Kickboxing is a group of stand-up combat sports based on kicking and punching, historically developed from karate, Muay Thai, and Western boxing. Kickboxing is practiced for self-defence, general fitness, or as a contact sport. Currently, one popular form of kickboxing is known as aerobic or cardiovascular (cardio) kickboxing, which combines elements of boxing, martial arts, and aerobics to provide overall physical conditioning and toning. Unlike other types of kickboxing, cardio kickboxing does not involve physical contact between competitors ? it's a cardiovascular workout that's done because of its many benefits to the body.

Kickboxing classes usually start with warm-ups and gradually increase in intensity.
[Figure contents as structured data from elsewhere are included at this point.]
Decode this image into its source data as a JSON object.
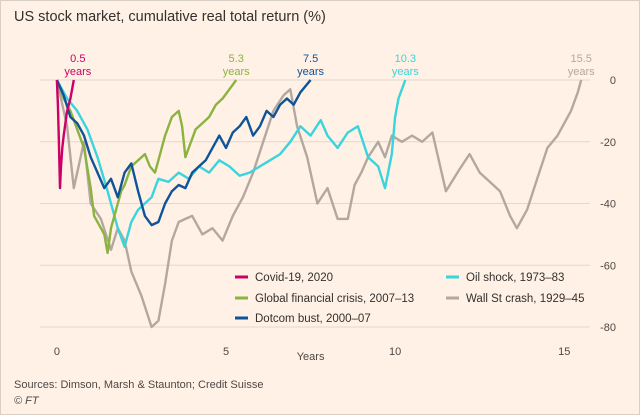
{
  "title": "US stock market, cumulative real total return (%)",
  "source": "Sources: Dimson, Marsh & Staunton; Credit Suisse",
  "logo": "© FT",
  "chart_data": {
    "type": "line",
    "xlabel": "Years",
    "ylabel": "",
    "xlim": [
      -0.5,
      16.5
    ],
    "ylim": [
      -80,
      2
    ],
    "x_ticks": [
      0,
      5,
      10,
      15
    ],
    "y_ticks": [
      0,
      -20,
      -40,
      -60,
      -80
    ],
    "grid": "horizontal",
    "legend": "bottom-center",
    "series": [
      {
        "name": "Covid-19, 2020",
        "color": "#cc0066",
        "duration_label": "0.5",
        "duration_unit": "years",
        "points": [
          [
            0,
            0
          ],
          [
            0.03,
            -8
          ],
          [
            0.06,
            -20
          ],
          [
            0.09,
            -35
          ],
          [
            0.12,
            -28
          ],
          [
            0.16,
            -22
          ],
          [
            0.2,
            -18
          ],
          [
            0.25,
            -14
          ],
          [
            0.3,
            -10
          ],
          [
            0.35,
            -8
          ],
          [
            0.4,
            -6
          ],
          [
            0.45,
            -3
          ],
          [
            0.5,
            0
          ]
        ]
      },
      {
        "name": "Global financial crisis, 2007–13",
        "color": "#8ab33f",
        "duration_label": "5.3",
        "duration_unit": "years",
        "points": [
          [
            0,
            0
          ],
          [
            0.2,
            -6
          ],
          [
            0.4,
            -10
          ],
          [
            0.6,
            -16
          ],
          [
            0.8,
            -22
          ],
          [
            1.0,
            -35
          ],
          [
            1.1,
            -44
          ],
          [
            1.25,
            -47
          ],
          [
            1.4,
            -50
          ],
          [
            1.5,
            -56
          ],
          [
            1.6,
            -48
          ],
          [
            1.75,
            -42
          ],
          [
            1.9,
            -36
          ],
          [
            2.0,
            -34
          ],
          [
            2.2,
            -28
          ],
          [
            2.4,
            -26
          ],
          [
            2.6,
            -24
          ],
          [
            2.75,
            -28
          ],
          [
            2.9,
            -30
          ],
          [
            3.0,
            -26
          ],
          [
            3.2,
            -18
          ],
          [
            3.4,
            -12
          ],
          [
            3.6,
            -10
          ],
          [
            3.7,
            -15
          ],
          [
            3.8,
            -25
          ],
          [
            3.9,
            -22
          ],
          [
            4.1,
            -16
          ],
          [
            4.3,
            -14
          ],
          [
            4.5,
            -12
          ],
          [
            4.7,
            -8
          ],
          [
            4.9,
            -6
          ],
          [
            5.1,
            -3
          ],
          [
            5.3,
            0
          ]
        ]
      },
      {
        "name": "Dotcom bust, 2000–07",
        "color": "#0f5499",
        "duration_label": "7.5",
        "duration_unit": "years",
        "points": [
          [
            0,
            0
          ],
          [
            0.2,
            -5
          ],
          [
            0.4,
            -12
          ],
          [
            0.6,
            -14
          ],
          [
            0.8,
            -18
          ],
          [
            1.0,
            -25
          ],
          [
            1.2,
            -30
          ],
          [
            1.4,
            -35
          ],
          [
            1.6,
            -32
          ],
          [
            1.8,
            -38
          ],
          [
            2.0,
            -30
          ],
          [
            2.2,
            -27
          ],
          [
            2.4,
            -36
          ],
          [
            2.6,
            -44
          ],
          [
            2.8,
            -47
          ],
          [
            3.0,
            -46
          ],
          [
            3.2,
            -40
          ],
          [
            3.4,
            -36
          ],
          [
            3.6,
            -34
          ],
          [
            3.8,
            -35
          ],
          [
            4.0,
            -30
          ],
          [
            4.2,
            -28
          ],
          [
            4.4,
            -26
          ],
          [
            4.6,
            -22
          ],
          [
            4.8,
            -18
          ],
          [
            5.0,
            -22
          ],
          [
            5.2,
            -17
          ],
          [
            5.4,
            -15
          ],
          [
            5.6,
            -12
          ],
          [
            5.8,
            -18
          ],
          [
            6.0,
            -15
          ],
          [
            6.2,
            -10
          ],
          [
            6.4,
            -12
          ],
          [
            6.6,
            -8
          ],
          [
            6.8,
            -6
          ],
          [
            7.0,
            -8
          ],
          [
            7.2,
            -4
          ],
          [
            7.5,
            0
          ]
        ]
      },
      {
        "name": "Oil shock, 1973–83",
        "color": "#3ad4dc",
        "duration_label": "10.3",
        "duration_unit": "years",
        "points": [
          [
            0,
            0
          ],
          [
            0.3,
            -6
          ],
          [
            0.6,
            -10
          ],
          [
            0.9,
            -16
          ],
          [
            1.2,
            -25
          ],
          [
            1.5,
            -36
          ],
          [
            1.8,
            -48
          ],
          [
            2.0,
            -54
          ],
          [
            2.2,
            -46
          ],
          [
            2.4,
            -42
          ],
          [
            2.6,
            -40
          ],
          [
            2.8,
            -38
          ],
          [
            3.0,
            -32
          ],
          [
            3.3,
            -33
          ],
          [
            3.6,
            -30
          ],
          [
            3.9,
            -32
          ],
          [
            4.2,
            -28
          ],
          [
            4.5,
            -30
          ],
          [
            4.8,
            -26
          ],
          [
            5.1,
            -28
          ],
          [
            5.4,
            -31
          ],
          [
            5.7,
            -30
          ],
          [
            6.0,
            -28
          ],
          [
            6.3,
            -26
          ],
          [
            6.6,
            -24
          ],
          [
            6.9,
            -20
          ],
          [
            7.2,
            -15
          ],
          [
            7.5,
            -18
          ],
          [
            7.8,
            -13
          ],
          [
            8.0,
            -18
          ],
          [
            8.3,
            -22
          ],
          [
            8.6,
            -17
          ],
          [
            8.9,
            -15
          ],
          [
            9.2,
            -25
          ],
          [
            9.5,
            -28
          ],
          [
            9.7,
            -35
          ],
          [
            9.9,
            -24
          ],
          [
            10.0,
            -12
          ],
          [
            10.1,
            -6
          ],
          [
            10.3,
            0
          ]
        ]
      },
      {
        "name": "Wall St crash, 1929–45",
        "color": "#b3a8a0",
        "duration_label": "15.5",
        "duration_unit": "years",
        "points": [
          [
            0,
            0
          ],
          [
            0.3,
            -15
          ],
          [
            0.5,
            -35
          ],
          [
            0.8,
            -20
          ],
          [
            1.0,
            -40
          ],
          [
            1.3,
            -45
          ],
          [
            1.6,
            -55
          ],
          [
            1.8,
            -48
          ],
          [
            2.0,
            -52
          ],
          [
            2.2,
            -62
          ],
          [
            2.5,
            -70
          ],
          [
            2.8,
            -80
          ],
          [
            3.0,
            -78
          ],
          [
            3.2,
            -66
          ],
          [
            3.4,
            -52
          ],
          [
            3.6,
            -46
          ],
          [
            3.8,
            -45
          ],
          [
            4.0,
            -44
          ],
          [
            4.3,
            -50
          ],
          [
            4.6,
            -48
          ],
          [
            4.9,
            -52
          ],
          [
            5.2,
            -44
          ],
          [
            5.5,
            -38
          ],
          [
            5.8,
            -30
          ],
          [
            6.1,
            -20
          ],
          [
            6.4,
            -10
          ],
          [
            6.7,
            -5
          ],
          [
            6.9,
            -3
          ],
          [
            7.1,
            -15
          ],
          [
            7.4,
            -25
          ],
          [
            7.7,
            -40
          ],
          [
            8.0,
            -35
          ],
          [
            8.3,
            -45
          ],
          [
            8.6,
            -45
          ],
          [
            8.8,
            -34
          ],
          [
            9.0,
            -30
          ],
          [
            9.2,
            -25
          ],
          [
            9.5,
            -20
          ],
          [
            9.7,
            -25
          ],
          [
            9.9,
            -18
          ],
          [
            10.2,
            -20
          ],
          [
            10.5,
            -18
          ],
          [
            10.8,
            -20
          ],
          [
            11.1,
            -17
          ],
          [
            11.5,
            -36
          ],
          [
            11.9,
            -29
          ],
          [
            12.2,
            -24
          ],
          [
            12.5,
            -30
          ],
          [
            12.8,
            -33
          ],
          [
            13.1,
            -36
          ],
          [
            13.4,
            -44
          ],
          [
            13.6,
            -48
          ],
          [
            13.9,
            -42
          ],
          [
            14.2,
            -32
          ],
          [
            14.5,
            -22
          ],
          [
            14.8,
            -18
          ],
          [
            15.0,
            -14
          ],
          [
            15.2,
            -10
          ],
          [
            15.4,
            -4
          ],
          [
            15.5,
            0
          ]
        ]
      }
    ]
  }
}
Kickboxing is a full-body workout that includes movements such as knee strikes, kicks, and punches. Some time at the end of class is usually devoted to cooling down, which usually includes exercises like push-ups and crunches for strength and stretching for flexibility.

Kickboxing is a high-intensity, high-impact form of exercise, so it's probably not a good idea to plunge in after a long stint as a couch potato. You might try preparing yourself by first taking a low-impact aerobics course or less physical form of exercise and working up to a higher level of endurance. When you do begin kickboxing, allow yourself to be a beginner by working at your own pace and not overexerting yourself to the point of exhaustion.

The key to a good kickboxing workout is controlled movement. Overextending yourself by kicking too high or locking your arms and legs during movements can cause pulled muscles and tendons and sprained knee or ankle joints. Therefore a professional guidance and supervision during the workout is very essential for beginners to avoid any form of physical injury.